An Experimental Study on the Effect of Exhaust Gas Recirculation on a Natural Gas-Diesel Dual-Fuel Engine

Natural gas (NG)-diesel dual-fuel combustion can be a suitable solution to reduce the overall CO₂ emissions of heavy-duty vehicles using diesel engines. One configuration of such a dual-fuel engine can be port injection of NG to form a combustible air-NG mixture in the cylinder. This mixture is then ignited by a direct injection of diesel. Other potential advantages of such an engine include the flexibility of switching back to diesel-only mode, reduced hardware development costs and lower soot emissions. However, the trade-off is lower brake thermal efficiency (BTE) and higher hydrocarbon emissions, especially methane, at low load and/or high engine speed conditions.

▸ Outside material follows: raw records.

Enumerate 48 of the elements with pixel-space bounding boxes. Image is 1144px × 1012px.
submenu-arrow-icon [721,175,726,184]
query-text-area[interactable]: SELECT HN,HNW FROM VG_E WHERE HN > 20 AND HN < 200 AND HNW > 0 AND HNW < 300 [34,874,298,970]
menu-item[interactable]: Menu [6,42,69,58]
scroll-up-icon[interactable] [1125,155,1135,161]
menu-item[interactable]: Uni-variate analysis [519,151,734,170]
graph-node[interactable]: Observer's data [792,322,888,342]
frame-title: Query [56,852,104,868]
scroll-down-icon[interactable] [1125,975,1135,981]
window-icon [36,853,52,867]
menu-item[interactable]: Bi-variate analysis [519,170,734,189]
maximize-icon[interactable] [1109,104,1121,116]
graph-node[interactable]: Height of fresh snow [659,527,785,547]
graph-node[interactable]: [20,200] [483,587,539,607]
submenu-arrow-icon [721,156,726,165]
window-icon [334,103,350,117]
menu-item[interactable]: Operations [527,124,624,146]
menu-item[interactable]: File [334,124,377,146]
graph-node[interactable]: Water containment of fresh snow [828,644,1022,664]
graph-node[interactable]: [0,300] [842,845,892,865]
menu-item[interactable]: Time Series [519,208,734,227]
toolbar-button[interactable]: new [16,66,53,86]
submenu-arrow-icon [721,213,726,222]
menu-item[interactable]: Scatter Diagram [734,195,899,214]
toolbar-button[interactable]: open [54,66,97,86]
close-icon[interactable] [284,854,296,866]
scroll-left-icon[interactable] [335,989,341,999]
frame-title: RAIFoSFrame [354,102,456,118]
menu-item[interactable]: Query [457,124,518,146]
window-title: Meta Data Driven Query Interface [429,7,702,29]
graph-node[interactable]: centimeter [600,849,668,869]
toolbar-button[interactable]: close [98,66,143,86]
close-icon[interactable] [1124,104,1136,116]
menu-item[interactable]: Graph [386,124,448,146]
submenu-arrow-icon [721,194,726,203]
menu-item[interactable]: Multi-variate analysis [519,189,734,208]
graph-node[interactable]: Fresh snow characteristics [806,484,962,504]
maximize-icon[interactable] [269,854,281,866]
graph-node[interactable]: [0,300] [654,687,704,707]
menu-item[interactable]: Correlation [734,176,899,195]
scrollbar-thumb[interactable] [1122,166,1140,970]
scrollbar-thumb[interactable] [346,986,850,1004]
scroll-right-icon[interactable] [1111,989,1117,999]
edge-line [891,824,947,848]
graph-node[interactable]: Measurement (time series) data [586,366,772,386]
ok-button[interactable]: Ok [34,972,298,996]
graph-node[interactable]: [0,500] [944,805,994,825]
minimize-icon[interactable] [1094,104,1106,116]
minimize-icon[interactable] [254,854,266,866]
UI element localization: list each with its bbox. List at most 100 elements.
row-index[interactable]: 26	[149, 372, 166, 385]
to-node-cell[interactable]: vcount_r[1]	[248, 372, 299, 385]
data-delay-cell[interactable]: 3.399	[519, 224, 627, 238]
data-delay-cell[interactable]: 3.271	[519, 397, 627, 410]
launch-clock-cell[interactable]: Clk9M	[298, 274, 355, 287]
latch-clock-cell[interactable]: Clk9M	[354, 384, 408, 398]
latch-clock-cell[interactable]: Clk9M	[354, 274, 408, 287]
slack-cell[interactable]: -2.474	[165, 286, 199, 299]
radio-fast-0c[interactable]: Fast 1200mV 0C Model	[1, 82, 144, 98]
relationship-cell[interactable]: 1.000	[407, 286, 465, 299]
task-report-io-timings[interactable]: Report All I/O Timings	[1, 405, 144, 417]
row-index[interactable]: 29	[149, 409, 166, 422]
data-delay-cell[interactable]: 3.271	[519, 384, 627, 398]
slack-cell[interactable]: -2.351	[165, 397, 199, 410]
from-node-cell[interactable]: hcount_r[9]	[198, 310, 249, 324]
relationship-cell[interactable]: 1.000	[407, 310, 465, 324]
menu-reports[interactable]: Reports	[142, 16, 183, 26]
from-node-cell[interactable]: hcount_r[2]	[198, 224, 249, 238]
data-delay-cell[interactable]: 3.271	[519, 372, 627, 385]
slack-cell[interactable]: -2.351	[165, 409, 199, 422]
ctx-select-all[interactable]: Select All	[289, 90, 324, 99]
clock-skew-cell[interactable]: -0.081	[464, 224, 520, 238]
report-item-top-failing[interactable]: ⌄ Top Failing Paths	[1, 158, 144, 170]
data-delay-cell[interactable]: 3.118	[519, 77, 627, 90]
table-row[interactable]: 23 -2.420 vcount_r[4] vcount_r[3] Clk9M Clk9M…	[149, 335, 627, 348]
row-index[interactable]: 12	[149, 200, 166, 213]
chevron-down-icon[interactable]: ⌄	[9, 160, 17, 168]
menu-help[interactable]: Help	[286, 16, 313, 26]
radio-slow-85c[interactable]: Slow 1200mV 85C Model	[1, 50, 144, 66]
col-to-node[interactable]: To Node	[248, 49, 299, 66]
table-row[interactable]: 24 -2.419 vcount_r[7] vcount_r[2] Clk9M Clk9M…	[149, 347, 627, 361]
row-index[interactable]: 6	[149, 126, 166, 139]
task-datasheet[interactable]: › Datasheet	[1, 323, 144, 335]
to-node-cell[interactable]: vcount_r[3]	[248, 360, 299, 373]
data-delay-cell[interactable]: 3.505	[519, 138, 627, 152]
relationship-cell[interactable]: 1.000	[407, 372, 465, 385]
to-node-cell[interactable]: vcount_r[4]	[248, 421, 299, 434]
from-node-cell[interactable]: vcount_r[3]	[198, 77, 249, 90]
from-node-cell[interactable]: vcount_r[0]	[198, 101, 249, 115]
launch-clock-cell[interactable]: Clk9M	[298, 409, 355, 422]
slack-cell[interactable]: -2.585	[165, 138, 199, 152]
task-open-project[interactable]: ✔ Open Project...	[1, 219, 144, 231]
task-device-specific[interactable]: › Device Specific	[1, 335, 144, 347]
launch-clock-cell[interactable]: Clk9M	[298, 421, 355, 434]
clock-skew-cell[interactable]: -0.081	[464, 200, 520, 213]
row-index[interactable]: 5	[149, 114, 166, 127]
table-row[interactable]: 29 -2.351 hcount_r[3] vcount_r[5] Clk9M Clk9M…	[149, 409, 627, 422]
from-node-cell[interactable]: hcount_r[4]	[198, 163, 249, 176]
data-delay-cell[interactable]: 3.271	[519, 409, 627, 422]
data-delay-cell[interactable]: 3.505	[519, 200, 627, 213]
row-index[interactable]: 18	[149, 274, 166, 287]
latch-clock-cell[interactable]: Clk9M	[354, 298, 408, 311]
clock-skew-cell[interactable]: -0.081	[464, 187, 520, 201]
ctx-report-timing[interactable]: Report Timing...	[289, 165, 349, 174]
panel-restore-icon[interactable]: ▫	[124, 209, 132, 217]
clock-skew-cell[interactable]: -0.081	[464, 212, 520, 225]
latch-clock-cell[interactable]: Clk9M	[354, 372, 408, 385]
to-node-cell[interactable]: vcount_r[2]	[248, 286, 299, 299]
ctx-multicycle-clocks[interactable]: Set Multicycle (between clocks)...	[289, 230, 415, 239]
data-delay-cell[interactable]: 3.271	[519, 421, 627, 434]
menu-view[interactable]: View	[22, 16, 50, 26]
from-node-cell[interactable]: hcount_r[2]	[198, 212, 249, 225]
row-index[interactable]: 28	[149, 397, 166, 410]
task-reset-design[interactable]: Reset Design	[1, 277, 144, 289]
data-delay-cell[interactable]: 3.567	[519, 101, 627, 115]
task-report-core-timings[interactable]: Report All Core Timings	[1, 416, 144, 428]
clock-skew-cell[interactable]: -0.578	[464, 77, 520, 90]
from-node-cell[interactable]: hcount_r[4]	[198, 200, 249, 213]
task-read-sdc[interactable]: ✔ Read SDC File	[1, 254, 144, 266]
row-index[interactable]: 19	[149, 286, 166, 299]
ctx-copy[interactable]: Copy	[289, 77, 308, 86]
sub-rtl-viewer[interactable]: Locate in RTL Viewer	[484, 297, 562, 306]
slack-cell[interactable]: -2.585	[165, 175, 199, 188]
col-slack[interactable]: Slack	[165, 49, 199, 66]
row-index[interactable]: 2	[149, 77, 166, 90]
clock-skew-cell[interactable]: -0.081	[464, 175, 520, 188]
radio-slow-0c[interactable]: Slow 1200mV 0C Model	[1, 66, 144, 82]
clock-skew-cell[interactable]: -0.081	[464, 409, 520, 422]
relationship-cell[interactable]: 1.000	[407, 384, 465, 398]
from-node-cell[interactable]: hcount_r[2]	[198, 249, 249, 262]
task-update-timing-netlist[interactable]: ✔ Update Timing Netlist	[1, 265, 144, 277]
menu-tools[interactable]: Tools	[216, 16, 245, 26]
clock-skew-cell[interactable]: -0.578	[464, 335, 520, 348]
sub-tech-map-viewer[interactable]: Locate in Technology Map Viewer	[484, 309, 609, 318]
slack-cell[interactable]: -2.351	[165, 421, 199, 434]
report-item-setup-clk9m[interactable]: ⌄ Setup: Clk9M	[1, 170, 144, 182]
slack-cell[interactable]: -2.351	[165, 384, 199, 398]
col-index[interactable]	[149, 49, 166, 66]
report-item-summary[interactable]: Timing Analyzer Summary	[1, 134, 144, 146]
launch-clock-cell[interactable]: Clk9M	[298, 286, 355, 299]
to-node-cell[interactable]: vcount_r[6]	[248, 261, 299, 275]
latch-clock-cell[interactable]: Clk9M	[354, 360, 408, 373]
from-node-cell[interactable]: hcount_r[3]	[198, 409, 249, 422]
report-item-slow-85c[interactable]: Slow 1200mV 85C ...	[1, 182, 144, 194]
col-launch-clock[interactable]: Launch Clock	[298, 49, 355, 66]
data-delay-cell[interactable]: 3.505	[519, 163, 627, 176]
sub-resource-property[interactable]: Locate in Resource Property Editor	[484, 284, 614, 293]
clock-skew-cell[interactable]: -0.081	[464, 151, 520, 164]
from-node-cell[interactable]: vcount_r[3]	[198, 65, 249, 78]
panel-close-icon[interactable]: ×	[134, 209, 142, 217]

Advancing the diesel injection timing tends to improve the BTE but may cause the NOx emissions to increase. In this study, exhaust gas recirculation (EGR) is used in combination with the diesel injection timing control to demonstrate the compromises between lowering NOx, soot, and methane emissions while maintaining diesel-like BTE. Determining such optimal operating conditions can not only reduce the consumption of diesel and NG but may also enhance the life of the exhaust after-treatment system components such as the diesel particulate filter (DPF). Tests are performed on a heavy-duty, four-stroke, NG-diesel dual-fuel single-cylinder research engine with independent and flexible air and fuel delivery systems. Two load levels corresponding to 50% and 75% of full load are investigated at a constant engine speed of 1000 rpm and NG-diesel energy ratio of 3:1. Results show that advancing the diesel injection timing at a low EGR ratio (~10% based on intake and exhaust CO₂) can reduce the soot and methane emissions but cause the NOx emissions to increase. Further increase of EGR to up to 18% can reduce the NOx emissions while limiting the soot emissions to the heavy-duty regulatory limits. In general, with the use of EGR, dual-fuel combustion can provide an improved NOx-soot trade-off compared to diesel-only combustion.